Lunch talk on Jan. 6, 2025
Measuring the Hubble Constant with Binary Black Holes in Active Galactic Nuclei
Speaker: Alejandro Torres Orjuela (BIMSA)
Venue: SWIFAR Building 2111
Time: 12:45 PM, Monday, Jan. 6, 2025
Abstract:
Cosmology has made significant advances in recent decades giving us an almost complete picture of the evolution of the universe from short after its formation until today. Nevertheless, it faces a simple but crucial problem in the Hubble tension – the significant difference in the measurements of the Hubble constant depending on wether it is measured with direct (low-redshift) or indirect (high-redshift) methods.

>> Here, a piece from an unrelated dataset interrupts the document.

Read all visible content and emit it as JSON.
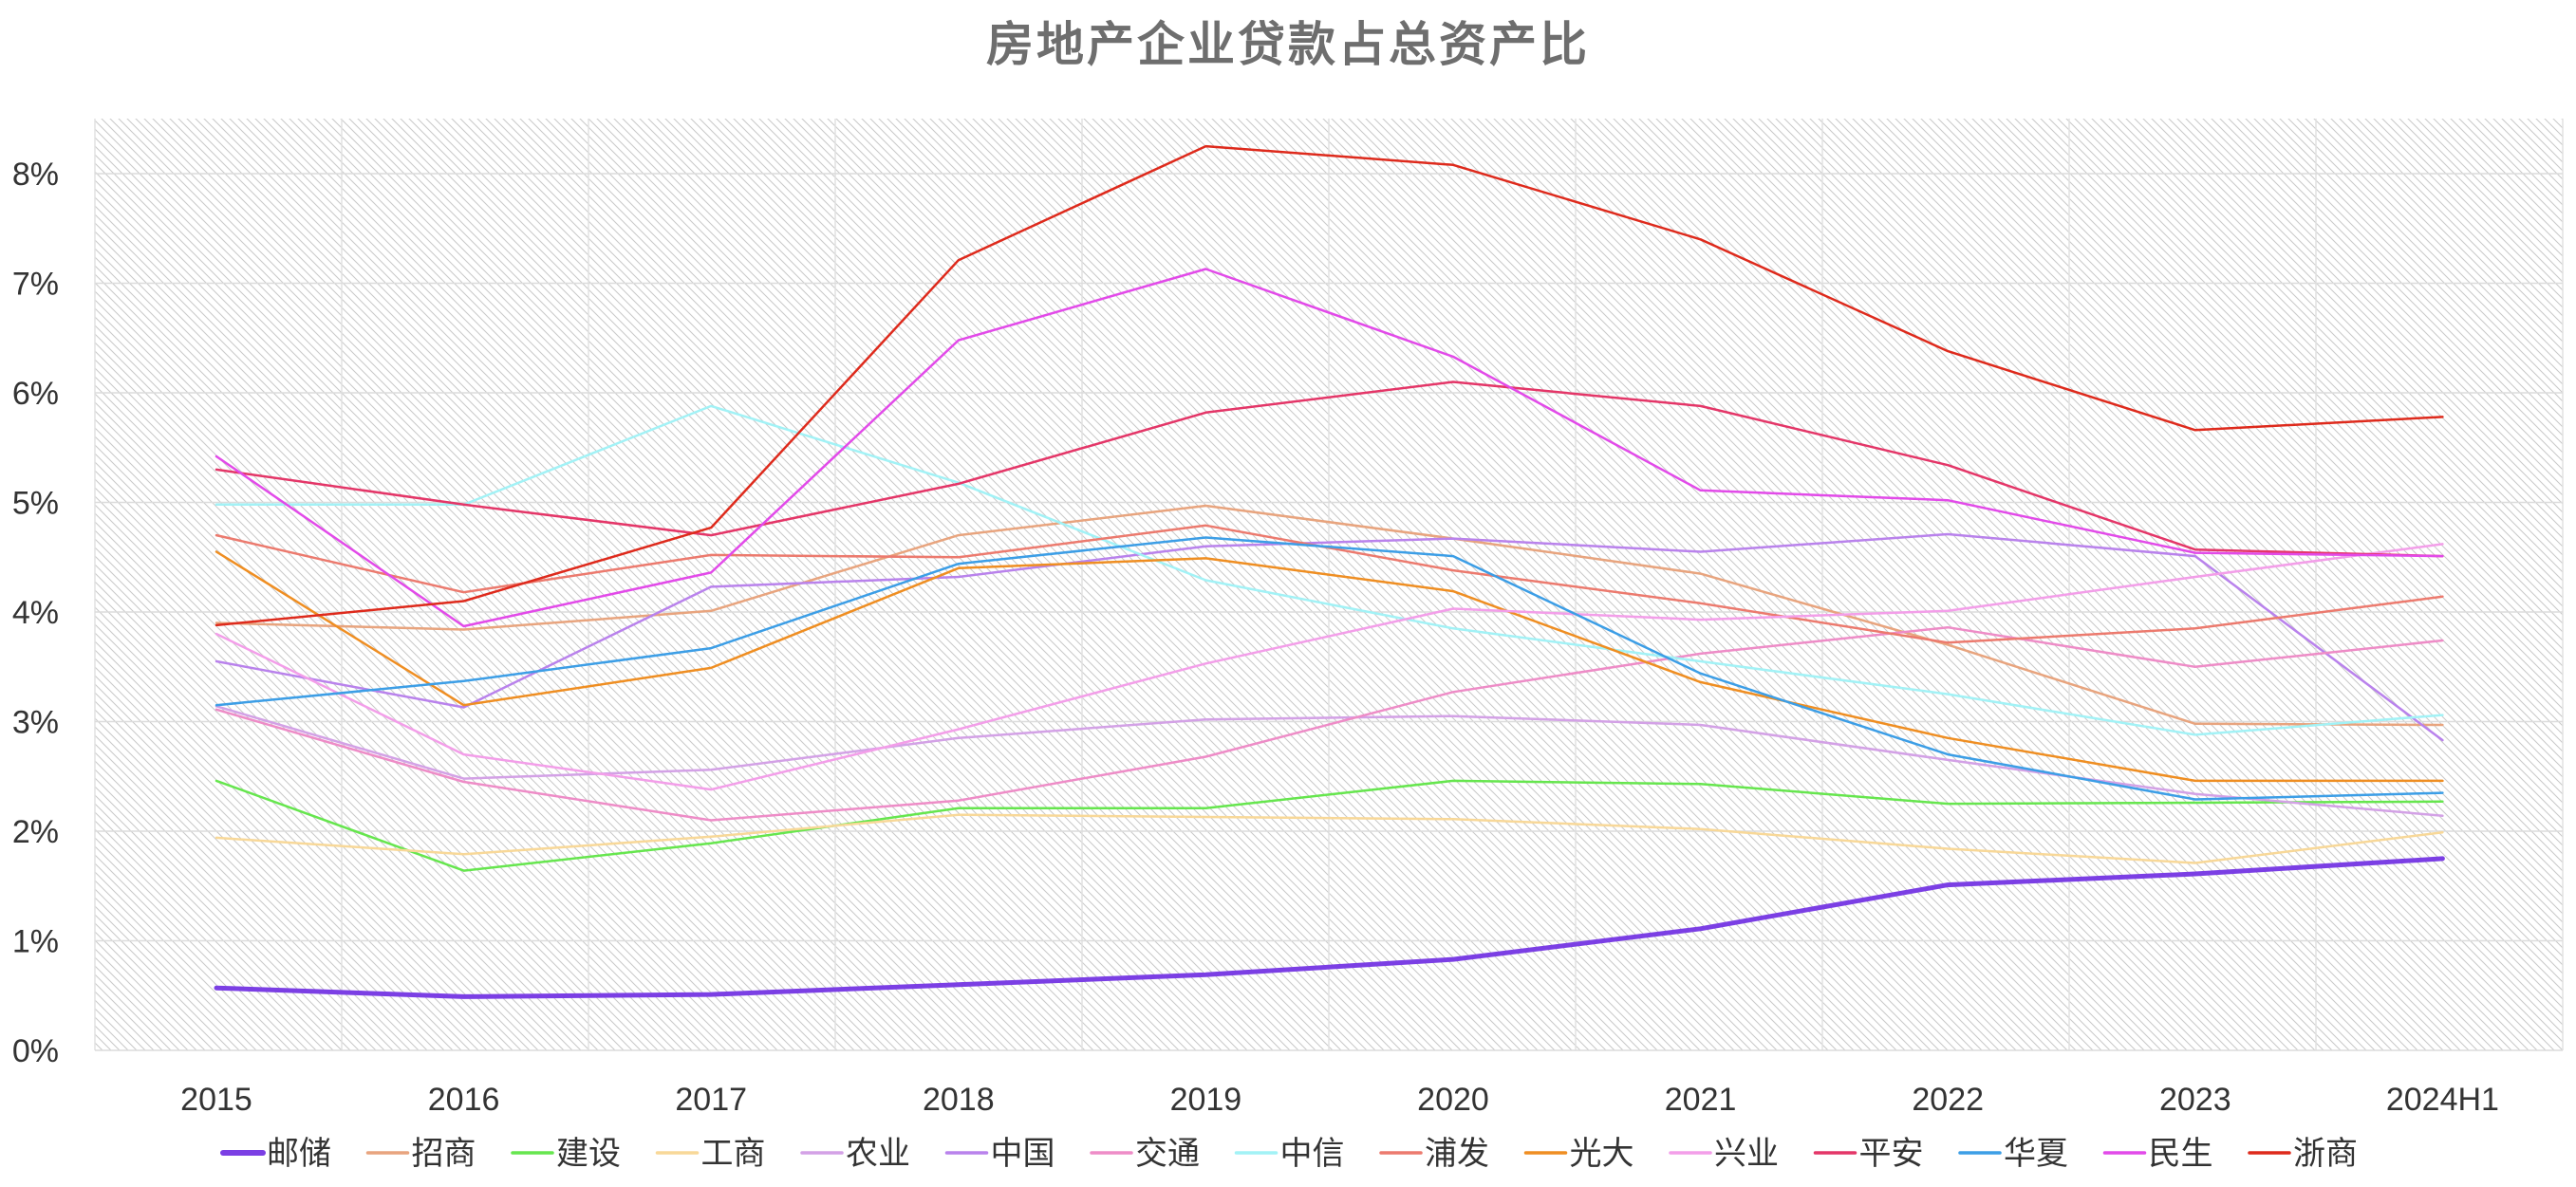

There is great hope that standard sirens – gravitational wave (GW) sources with an electromagnetic (EM) counterpart – will help resolve the Hubble tension and binary black holes (BBHs) in active galactic nuclei (AGNs) have emerged as some of the most promising sources in this case. BBHs in AGNs differ significantly from the standard case of a source in vacuum due to the effects of the environemnt – the interaction of the gas with the binary, the orbital motion of the source around the supermassive black hole in the center of the AGN, and its gravitational potential. Despite this fact, most studies treat BBHs in AGN discs like vacuum sources which can lead to significant errors when measuring the Hubble constant. In this talk, I discuss how the environment influences GW detection as well as the measurement of the Hubble constant. I show for the GW190521 and its EM counterpart ZTF19abanrhr how measurments can be corrected by accounting for the effects of the environment and give a brief overview of the importance of similar corrections for other (future) events.